Colete Anderson, a county planner leading the effort, said she hopes that by requiring property owners to make their land slightly more pedestrian-friendly each time they redevelop it, property values will rise up and down the highway.

“Think of the difference between Salmon Creek on the north end and on the lower end of Highway 99,” Anderson said. “Different atmosphere, different people, different tenants.”

Slow improvements

The key to the county’s plan is a new set of rules that kicks in whenever a property owner kicks off a major redevelopment.

Each time, the redeveloper would have to choose five out of 20 options for making the site more foot-friendly.

Among the options: replacing blank walls with large windows, planting tall trees or bushes at regular intervals and separating sidewalks and streets with 4-foot-wide planters.

Ron Wilson, who owns the new Applebee’s restaurant at Highway 99 near 134th Street, said he hopes that once a few properties start looking nicer, other property owners will find it worth their while to upgrade, too.

That would raise everyone’s property values, he said.

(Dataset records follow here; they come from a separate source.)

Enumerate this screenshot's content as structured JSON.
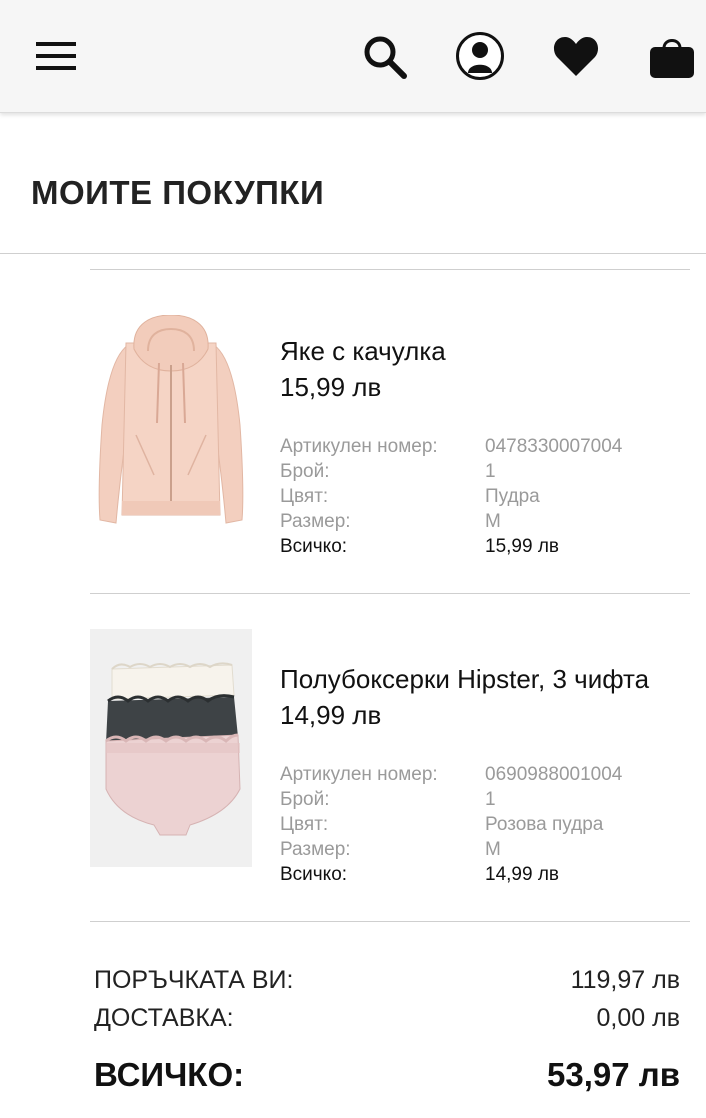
{
  "header": {
    "icons": [
      "menu-icon",
      "search-icon",
      "account-icon",
      "heart-icon",
      "shopping-bag-icon"
    ]
  },
  "page": {
    "title": "МОИТЕ ПОКУПКИ"
  },
  "labels": {
    "article_number": "Артикулен номер:",
    "quantity": "Брой:",
    "color": "Цвят:",
    "size": "Размер:",
    "total": "Всичко:"
  },
  "items": [
    {
      "name": "Яке с качулка",
      "price": "15,99 лв",
      "article_number": "0478330007004",
      "quantity": "1",
      "color": "Пудра",
      "size": "M",
      "total": "15,99 лв",
      "image_color": "#f3cfbf"
    },
    {
      "name": "Полубоксерки Hipster, 3 чифта",
      "price": "14,99 лв",
      "article_number": "0690988001004",
      "quantity": "1",
      "color": "Розова пудра",
      "size": "M",
      "total": "14,99 лв",
      "image_color": "#f0f0f0"
    }
  ],
  "summary": {
    "order_label": "ПОРЪЧКАТА ВИ:",
    "order_value": "119,97 лв",
    "delivery_label": "ДОСТАВКА:",
    "delivery_value": "0,00 лв",
    "total_label": "ВСИЧКО:",
    "total_value": "53,97 лв"
  }
}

“We tend to want to spend our time where it’s pleasant,” Wilson said. “Where it isn’t pleasant, we don’t tend to hang out there very long.”

But neither Wilson or Lothspeich think the county is offering property owners enough tax credits and fee breaks to get things rolling.

“Without good incentives, I think it’s going to be tough to make it happen,” Wilson said. “The county’s going to have to invest money into roads. … All your landscaping, your planters, your medians. You know, what they did over Salmon Creek at Klineline (Bridge).”

Jim West, a Vancouver commercial real estate agent for Coldwell Banker who does business on Highway 99, said he likes some of the new vision. But he, too, thinks the county would be foolish to expect many pedestrians on all the new sidewalks or bikers on the new bike lanes.

“The landscaping things are great,” West said. “The biggest complaint I’ve heard from property owners and developers is that a lot of it is just kind of an attack on the automobile.

“It’s a very busy and high-speed traffic area, and I don’t think we’re going to change that,” West said.

Anderson said the county’s main goal is just to give people an alternative to car travel.

“Automobiles are still going to be part of our lives,” Anderson said. “What you’re doing is providing an opportunity for people to have other ways of living.”